YOUR AD HERE »

Construction to move Pitkin County government workers downvalley

Jason Auslander
The Aspen Times

It’s budget season again for Pitkin County, and the big news this year is a new, $24 million county government building and the impacts construction will have on residents and employees.

In fact, once construction begins — probably next spring — many county government employees will find themselves working downvalley in Basalt because renting temporary space in Aspen is too expensive, Pitkin County Manager Jon Peacock said.

“Rent is so much cheaper” in Basalt, Peacock said.



Thanks to the new $24.1 million county building, Pitkin County’s capital expenditures will be 338 percent higher next year than this year, he said. However, the total $104 million budget is only 1.7 percent higher than this year’s budget, Peacock said.

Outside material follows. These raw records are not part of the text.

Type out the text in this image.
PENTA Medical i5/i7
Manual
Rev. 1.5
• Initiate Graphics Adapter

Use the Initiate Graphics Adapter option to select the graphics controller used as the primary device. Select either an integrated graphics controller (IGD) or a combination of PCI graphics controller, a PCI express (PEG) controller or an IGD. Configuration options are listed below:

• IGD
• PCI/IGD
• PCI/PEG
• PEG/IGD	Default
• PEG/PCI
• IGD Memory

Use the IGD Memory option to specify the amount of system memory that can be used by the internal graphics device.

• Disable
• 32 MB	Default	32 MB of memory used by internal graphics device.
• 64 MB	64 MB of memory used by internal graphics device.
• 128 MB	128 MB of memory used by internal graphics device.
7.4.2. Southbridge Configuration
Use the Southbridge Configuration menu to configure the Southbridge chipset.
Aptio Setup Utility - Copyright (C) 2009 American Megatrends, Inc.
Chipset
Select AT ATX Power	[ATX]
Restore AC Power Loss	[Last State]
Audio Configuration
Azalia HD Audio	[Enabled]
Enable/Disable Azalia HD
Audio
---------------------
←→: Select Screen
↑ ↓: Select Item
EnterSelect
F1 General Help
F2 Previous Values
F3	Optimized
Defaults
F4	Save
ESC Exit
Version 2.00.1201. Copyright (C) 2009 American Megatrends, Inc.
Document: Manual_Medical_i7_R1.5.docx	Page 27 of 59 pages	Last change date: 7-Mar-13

That’s because other projects, including a big investment in roads over the past few years, have ended and money can be focused on the new building, he said. Budget planners are not anticipating raising any new taxes to fund the construction and will need some sort of financing to pull off the project, Peacock said.




But the time for new county government facilities has come, he said.

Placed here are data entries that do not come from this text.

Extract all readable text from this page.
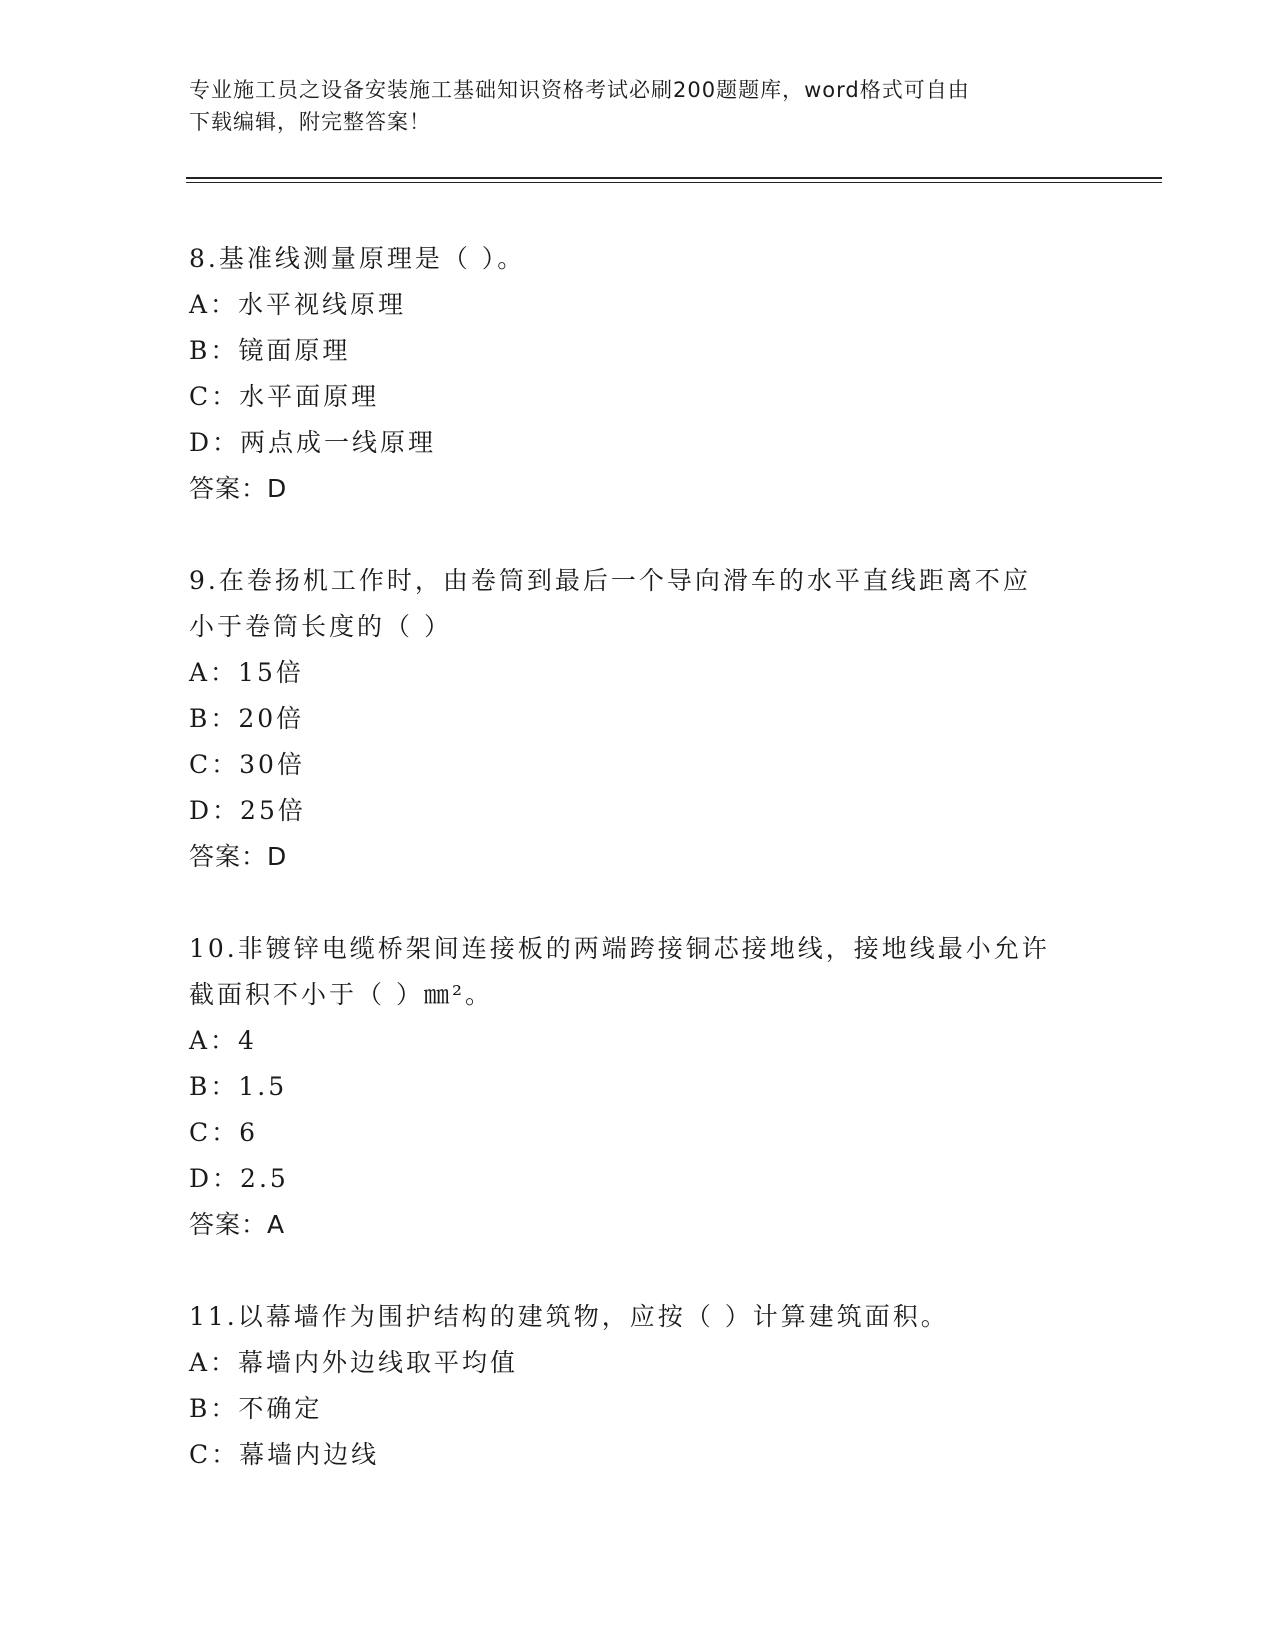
专业施工员之设备安装施工基础知识资格考试必刷200题题库，word格式可自由
下载编辑，附完整答案！
8.基准线测量原理是（ ）。
A：水平视线原理
B：镜面原理
C：水平面原理
D：两点成一线原理
答案：D
9.在卷扬机工作时，由卷筒到最后一个导向滑车的水平直线距离不应
小于卷筒长度的（ ）
A：15倍
B：20倍
C：30倍
D：25倍
答案：D
10.非镀锌电缆桥架间连接板的两端跨接铜芯接地线，接地线最小允许
截面积不小于（ ）㎜²。
A：4
B：1.5
C：6
D：2.5
答案：A
11.以幕墙作为围护结构的建筑物，应按（ ）计算建筑面积。
A：幕墙内外边线取平均值
B：不确定
C：幕墙内边线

“We’ve been wrestling with these issues since 1988,” Peacock said. “This (current) infrastructure is causing us to not do a good job of providing services to our community.”

Problems include too little space for community-development planners in City Hall, a lack of space for elections workers in the current county building on Main Street and a county-commissioner meeting room with seats for only 12 people, Peacock said. Also, the Pitkin County Sheriff’s Office has outgrown the office space it uses in the courthouse building, he said.

“The Pfister (murder) case brought that into the forefront,” Peacock said. “At one point, we had an assessor employee in the bathroom with the accused.”

Other law enforcement-related concerns include a lack of space to interview victims and store evidence, he said.

Finally, moving county departments out of the courthouse and into the new building will allow the state and county courts to have more space in the courthouse to operate and allow the courthouse to become more secure, Peacock said.

“In 99 percent of communities (in the U.S.), it would be a secure building,” he said.

The new building is still in the planning stages, and Poss Architecture in Aspen has just been hired to come up with the first stage of plans for it, he said. However, don’t expect the current, 17,000-square-foot building at 530 E. Main St. to change much on the outside.

That’s because it’s classified as a historic structure and cannot be torn down. Instead, current plans call for it to be stripped to its bones and completely rebuilt on the inside, Peacock said.

Plans also call for a 23,000-square-foot addition to be constructed behind the current county building, with a single-level, 8,000-square-foot, 12-space parking garage underneath it, he said. The addition will house a new county-commissioner meeting room, the Sheriff’s Office, the county manager’s office, the county attorney, the county assessor, the open space and trails department and community relations, Peacock said.

With the parking garage, the building will feature a total of 48,000 square feet of office space.

Peacock said he’s hoping to break ground on the new facility around the beginning of the second quarter of 2016, though that might not occur until the end of the second quarter. Construction should take about 16 months and likely will be completed by the end of 2017, he said.

Departments that require frequent contact with the public will remain in Aspen. Those include the clerk and recorder, treasurer, Sheriff’s Office and community development, Peacock said. Of those, only the clerk and recorder will have to move to temporary offices in town, because the rest are currently housed in the Pitkin County Courthouse or Aspen City Hall.

Leases for office space in the Vectra Bank building and the Ute City Building downtown for the clerk and recorder and elections bureau were recently approved, he said.

Also, the Board of County Commissioners will continue to meet in Aspen, though meetings will be held in the newly renovated library, he said.

Other departments that don’t require frequent contact with the general public, including the county manager’s office, county attorney and finance department, will be located in Basalt during the construction period, Peacock said.

Detailed budget presentations for county commissioners begin today and will continue through December. The final budget is slated to be adopted Dec. 15.